Reasons Not to Have a 100% Stock Portfolio

If stocks tend to outperform most, if not all, asset classes, why bother owning anything else?

A seasoned investor may view that as a silly question, but those with only a decade or so of investing experience have seen the stock market climb steadily upwards, save for that blip in early 2020 that we recovered from quite rapidly.

Dr. Jim Dahle came up with 7 different reasons to diversify your portfolio to own additional asset classes and why an all-stock portfolio may not be such a good idea.

I never see threads arguing for 95% stock portfolios. Nor 105% portfolios. It’s always 100%. I’m not sure what the fascination with that round number is other than it is round.

#1 Why Not 130% Stocks?

The primary reason people cite for 100% stock portfolios is because in the long-run, at least in the United States, a 100% stock portfolio has had higher returns than a portfolio that contained any percentage of bonds.
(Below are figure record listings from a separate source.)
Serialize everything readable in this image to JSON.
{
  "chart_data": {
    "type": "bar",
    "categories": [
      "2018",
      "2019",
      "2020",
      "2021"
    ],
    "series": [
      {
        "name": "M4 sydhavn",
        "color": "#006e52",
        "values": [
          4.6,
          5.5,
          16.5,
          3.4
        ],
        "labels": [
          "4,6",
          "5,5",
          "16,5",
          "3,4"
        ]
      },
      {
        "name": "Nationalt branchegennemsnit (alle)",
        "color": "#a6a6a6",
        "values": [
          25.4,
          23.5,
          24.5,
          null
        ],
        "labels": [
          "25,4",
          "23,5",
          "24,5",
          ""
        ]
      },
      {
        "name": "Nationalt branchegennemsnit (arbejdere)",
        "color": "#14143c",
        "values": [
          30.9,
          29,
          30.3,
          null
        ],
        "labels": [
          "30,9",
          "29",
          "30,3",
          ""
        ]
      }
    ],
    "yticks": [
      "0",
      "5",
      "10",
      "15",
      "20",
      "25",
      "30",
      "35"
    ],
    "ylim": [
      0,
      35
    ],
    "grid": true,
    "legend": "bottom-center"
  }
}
#2 Why Not 100% Small-Value Stocks?

This idea that stocks always outperform bonds over 20+ year periods really only applies to the US and the comparative advantages the US has enjoyed in the past were significantly higher. 

#3 Bonds Might Outperform Stocks

When setting up a portfolio in “normal times” lots of stocks make logical sense. But staying the course in a bear market is not a logical experience. It is a profoundly emotional one.